Natur

Bärenhunger auf Kompost

Die Bärenbrüder Sam (M13) und Paul (M12) gehen inzwischen bis zu den Häusern. Der Bärenbeauftragte arbeitet hart daran, ihnen den Respekt vor Menschen zurückzugeben.

Von Matthias Reichle

Spiss, Pfunds –Für eine Sendung über spanische Erdbeeren sind Johanna Mangott und ihr Mann Dienstagnacht extra aufgeblieben. Plötzlich standen um 21.40 Uhr zwei Tiroler Bären vor ihrer Haustür: Sam und Paul, auch bekannt als M13 und M12.

Die beiden Bärenbrüder waren in den letzten Tagen mehrmals in Spiss unterwegs. Montagnacht schnappten sie sich einen Sack mit Vogelfutter vor der Haustür des Fichtenhofs am Rande der Ortschaft, schildert Johanna Mangott. Am Dienstag plünderten die Rabauken den Komposthaufen. Die Bewohner: Mangott, ihr Mann und Schwägerin Erna Jäger beobachteten sie dabei aus dem ersten Stock. „Einer ist sofort im Wald verschwunden.“ Der andere ließ sich zehn Minuten beim Fressen Zeit. „Ich hab‘ einen richtigen Schock gehabt“, so Mangott. „Er war groß mit einem dicken Hintern.“ Wahrscheinlich der 120 kg schwere Sam.

Besuch bekam auch Johann Jäger im Haus Bergblick. Sein Komposthaufen wurde von Montag auf Dienstag richtig zerstört. „In der Nacht darauf kamen sie erneut zum Fressen“, erzählt er. Dabei mussten die Bären eine schmale Treppe hinuntersteigen.

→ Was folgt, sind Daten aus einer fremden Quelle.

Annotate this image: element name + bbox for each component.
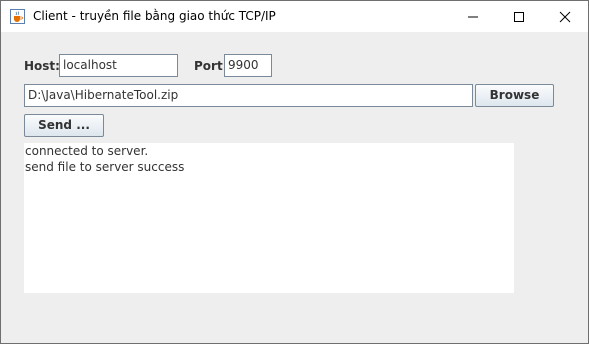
maximize-button[interactable]: [496, 1, 542, 32]
file-path-input[interactable]: D:\Java\HibernateTool.zip: [24, 84, 473, 107]
port-label: Port:: [194, 59, 228, 73]
send-button[interactable]: Send ...: [24, 114, 104, 137]
title-bar[interactable]: Client - truyền file bằng giao thức TCP/…: [1, 1, 588, 32]
host-input[interactable]: localhost: [59, 54, 178, 77]
minimize-icon: [468, 16, 478, 18]
java-cup-icon: [10, 9, 25, 24]
port-input[interactable]: 9900: [224, 54, 272, 77]
maximize-icon: [514, 12, 524, 22]
log-area[interactable]: connected to server. send file to server…: [24, 143, 514, 293]
host-label: Host:: [24, 59, 60, 73]
client-window: Client - truyền file bằng giao thức TCP/…: [0, 0, 589, 344]
window-title: Client - truyền file bằng giao thức TCP/…: [33, 9, 276, 23]
close-icon: [559, 11, 571, 23]
close-button[interactable]: [542, 1, 588, 32]
log-line: connected to server.: [25, 144, 149, 158]
log-line: send file to server success: [25, 160, 185, 174]
browse-button[interactable]: Browse: [475, 84, 554, 107]
minimize-button[interactable]: [450, 1, 496, 32]
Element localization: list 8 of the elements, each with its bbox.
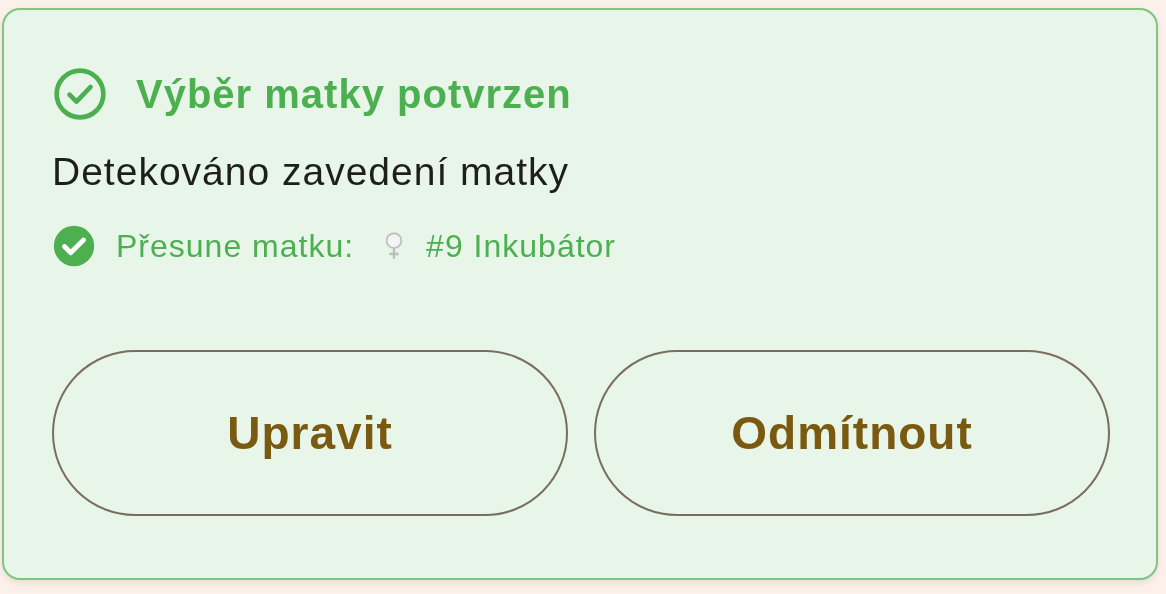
- check-circle-icon: [52, 66, 108, 122]
- action-button[interactable]: Upravit: [52, 350, 568, 516]
- card-title: Výběr matky potvrzen: [136, 71, 572, 117]
- detail-value: #9 Inkubátor: [426, 227, 616, 265]
- action-button[interactable]: Odmítnout: [594, 350, 1110, 516]
- check-circle-icon: [52, 224, 96, 268]
- card-message: Detekováno zavedení matky: [52, 150, 571, 194]
- detail-label: Přesune matku:: [116, 227, 355, 265]
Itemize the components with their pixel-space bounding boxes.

Ein bäriges Erlebnis hatte außerdem der Pfundser Vizebürgermeister Rupert Schuchter, dem Sam am Montag im Wald begegnete. Am Wochenende werden die Schafe auf die Weide gebracht, betont er. Viele haben derzeit ein mulmiges Gefühl. Das zeigte sich auch bei einer Infoveranstaltung in Pfunds, die wegen der beiden halbstarken Bären Mittwochabend einberufen wurde. „Wenn erst jemand gefressen wird, ist die Hölle los. Ich glaube, das ist der falsche Platz für einen Bären“, betonte ein Serfauser. „Warum muss man warten, bis was passiert?“, argumentierte ein anderer. Ein Dritter wiederum hatte Angst um seine Kinder. Ein Tösner Bauer glaubte, dass sich junge und alte Menschen nicht mehr nach draußen trauen. Betäuben und zurückschicken war eine Forderung. „Was passiert, wenn ich ihn schieße?“, fragte einer. „Gebt mir grünes Licht, dann hol‘ ich ihn mir“, forderte ein Spisser.

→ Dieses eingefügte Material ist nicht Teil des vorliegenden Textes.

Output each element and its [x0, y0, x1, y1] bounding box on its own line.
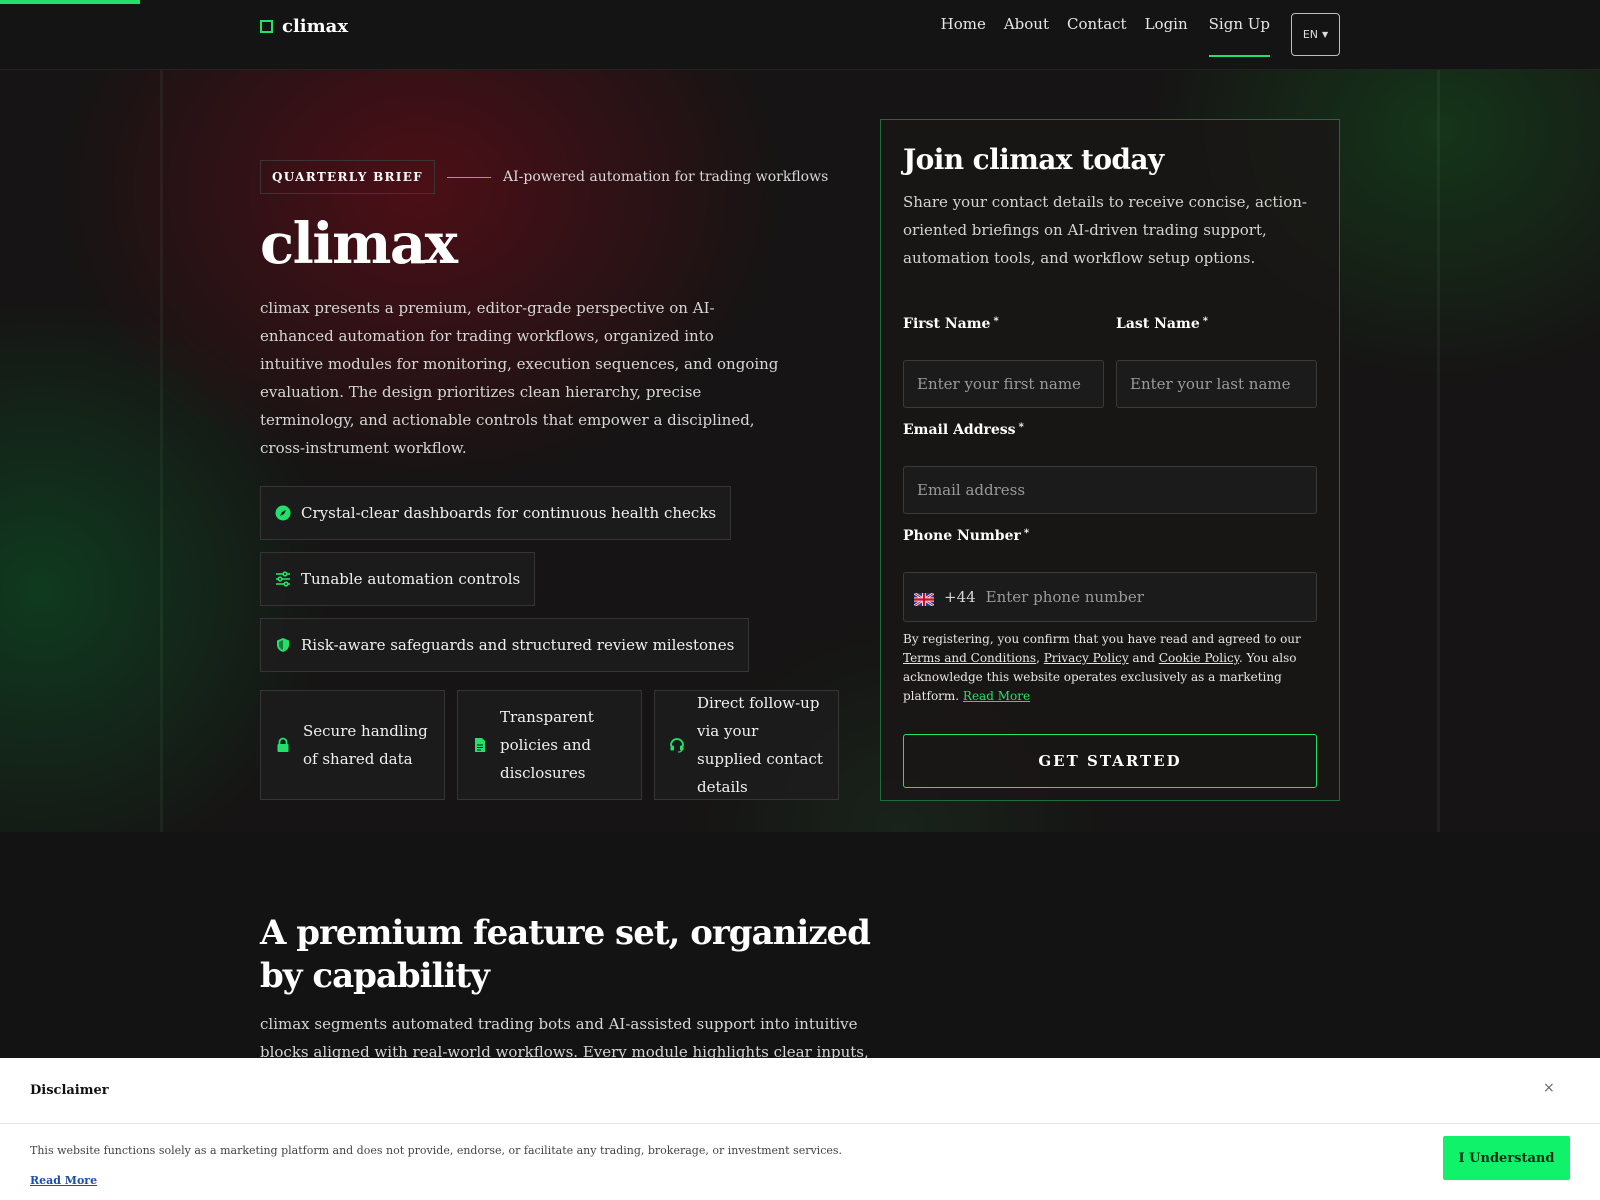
- disclaimer-banner: Disclaimer × This website functions sole…: [0, 1058, 1600, 1200]
- email-label: Email Address *: [903, 422, 1024, 438]
- trust-cards: Secure handling of shared data Transpare…: [260, 690, 840, 800]
- legal-notice: By registering, you confirm that you hav…: [903, 632, 1301, 703]
- nav-contact[interactable]: Contact: [1058, 16, 1136, 56]
- language-label: EN: [1302, 28, 1319, 41]
- phone-group: Phone Number * +44: [903, 528, 1317, 622]
- decorative-vertical-line: [160, 70, 163, 832]
- hero-description: climax presents a premium, editor-grade …: [260, 299, 779, 457]
- trust-card-label: Transparent policies and disclosures: [500, 708, 594, 782]
- disclaimer-title: Disclaimer: [30, 1083, 109, 1098]
- terms-link[interactable]: Terms and Conditions: [903, 651, 1036, 665]
- language-selector[interactable]: EN ▼: [1291, 13, 1340, 56]
- nav-sign-up[interactable]: Sign Up: [1208, 16, 1270, 57]
- site-header: climax Home About Contact Login Sign Up …: [0, 0, 1600, 70]
- highlight-pill: Risk-aware safeguards and structured rev…: [260, 618, 750, 672]
- form-description: Share your contact details to receive co…: [903, 193, 1307, 267]
- hero-content: QUARTERLY BRIEF AI-powered automation fo…: [260, 160, 840, 800]
- nav-login[interactable]: Login: [1136, 16, 1197, 56]
- nav-home[interactable]: Home: [932, 16, 995, 56]
- trust-card: Transparent policies and disclosures: [457, 690, 642, 800]
- highlight-label: Tunable automation controls: [301, 570, 521, 588]
- read-more-link[interactable]: Read More: [963, 689, 1030, 703]
- first-name-group: First Name *: [903, 316, 1104, 408]
- disclaimer-read-more-link[interactable]: Read More: [30, 1174, 97, 1187]
- email-input[interactable]: [903, 466, 1317, 514]
- features-title: A premium feature set, organized by capa…: [260, 913, 871, 996]
- uk-flag-icon[interactable]: [913, 591, 935, 607]
- highlight-list: Crystal-clear dashboards for continuous …: [260, 486, 840, 672]
- cookie-link[interactable]: Cookie Policy: [1159, 651, 1239, 665]
- highlight-label: Crystal-clear dashboards for continuous …: [301, 504, 717, 522]
- email-group: Email Address *: [903, 422, 1317, 514]
- trust-card-label: Secure handling of shared data: [303, 722, 428, 768]
- eyebrow-subtitle: AI-powered automation for trading workfl…: [502, 169, 829, 185]
- logo-square-icon: [260, 20, 273, 33]
- document-icon: [472, 737, 488, 753]
- main-nav: Home About Contact Login Sign Up: [932, 16, 1282, 57]
- phone-label: Phone Number *: [903, 528, 1030, 544]
- trust-card-label: Direct follow-up via your supplied conta…: [697, 694, 823, 796]
- privacy-link[interactable]: Privacy Policy: [1044, 651, 1129, 665]
- page-progress-bar: [0, 0, 140, 4]
- disclaimer-text: This website functions solely as a marke…: [30, 1144, 843, 1157]
- phone-input[interactable]: [985, 588, 1306, 606]
- form-title: Join climax today: [903, 143, 1164, 176]
- hero-section: QUARTERLY BRIEF AI-powered automation fo…: [0, 70, 1600, 832]
- signup-form: Join climax today Share your contact det…: [880, 119, 1340, 801]
- hero-title: climax: [260, 211, 458, 277]
- phone-field: +44: [903, 572, 1317, 622]
- first-name-label: First Name *: [903, 316, 999, 332]
- lock-icon: [275, 737, 291, 753]
- shield-icon: [275, 637, 291, 653]
- last-name-label: Last Name *: [1116, 316, 1208, 332]
- logo-text: climax: [282, 16, 349, 37]
- get-started-button[interactable]: GET STARTED: [903, 734, 1317, 788]
- compass-icon: [275, 505, 291, 521]
- caret-down-icon: ▼: [1322, 30, 1329, 39]
- highlight-pill: Crystal-clear dashboards for continuous …: [260, 486, 732, 540]
- eyebrow-badge: QUARTERLY BRIEF: [260, 160, 435, 194]
- last-name-group: Last Name *: [1116, 316, 1317, 408]
- nav-about[interactable]: About: [995, 16, 1058, 56]
- i-understand-button[interactable]: I Understand: [1443, 1136, 1570, 1180]
- trust-card: Direct follow-up via your supplied conta…: [654, 690, 839, 800]
- headset-icon: [669, 737, 685, 753]
- first-name-input[interactable]: [903, 360, 1104, 408]
- eyebrow-divider: [446, 176, 491, 178]
- name-row: First Name* Last Name*: [903, 316, 1317, 408]
- trust-card: Secure handling of shared data: [260, 690, 445, 800]
- logo[interactable]: climax: [260, 16, 348, 37]
- close-icon[interactable]: ×: [1543, 1080, 1555, 1096]
- eyebrow-row: QUARTERLY BRIEF AI-powered automation fo…: [260, 160, 840, 194]
- sliders-icon: [275, 571, 291, 587]
- decorative-vertical-line: [1437, 70, 1440, 832]
- highlight-label: Risk-aware safeguards and structured rev…: [301, 636, 735, 654]
- last-name-input[interactable]: [1116, 360, 1317, 408]
- disclaimer-header: Disclaimer ×: [0, 1058, 1600, 1124]
- highlight-pill: Tunable automation controls: [260, 552, 536, 606]
- dial-code[interactable]: +44: [944, 588, 976, 606]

Nur sei das Problem damit nicht gelöst, es waren nicht die ersten Bären in Tirol und werden nicht die letzten sein, die zuwandern, wurde erklärt.

Derzeit versucht man Paul und Sam, der sich auffällig verhält, mit Knallkörpern und Gummigeschossen Respekt vor Menschen zu lehren. Man werde sich das Verhalten der Bären zwei Wochen anschauen, betonte Franz Krösbacher, der zuständige Landesbeamte, „wenn es nichts wird, muss die Landesregierung entscheiden, ob sie zur Ultima Ratio greift“. Das wäre der Abschuss des geschützten Tieres. Bislang ist es bereits einmal in Spiss gelungen, die Tiere zu „vergrämen“, betonte Bärenbeauftragter Martin Janovsky. „Die Kollegen im Trentino, die mehr Umgang mit Bären haben, sagen: Seid nicht übernervös, Bären sind in der Jugend frecher, das wächst sich aus.“ Frei übersetzt: Aus so manchem Lausbub wurde noch ein ganz anständiger Erwachsener.

In der Nacht auf Donnerstag waren die Bären ruhig. Ein anderer Fall beschäftigte aber den Bärenanwalt. Es wurde nun ein gerissenes Schaf gefunden, das schon länger tot ist, aber nicht unbedingt den Bären angelastet werden kann. Ein DNA-Test soll das klären.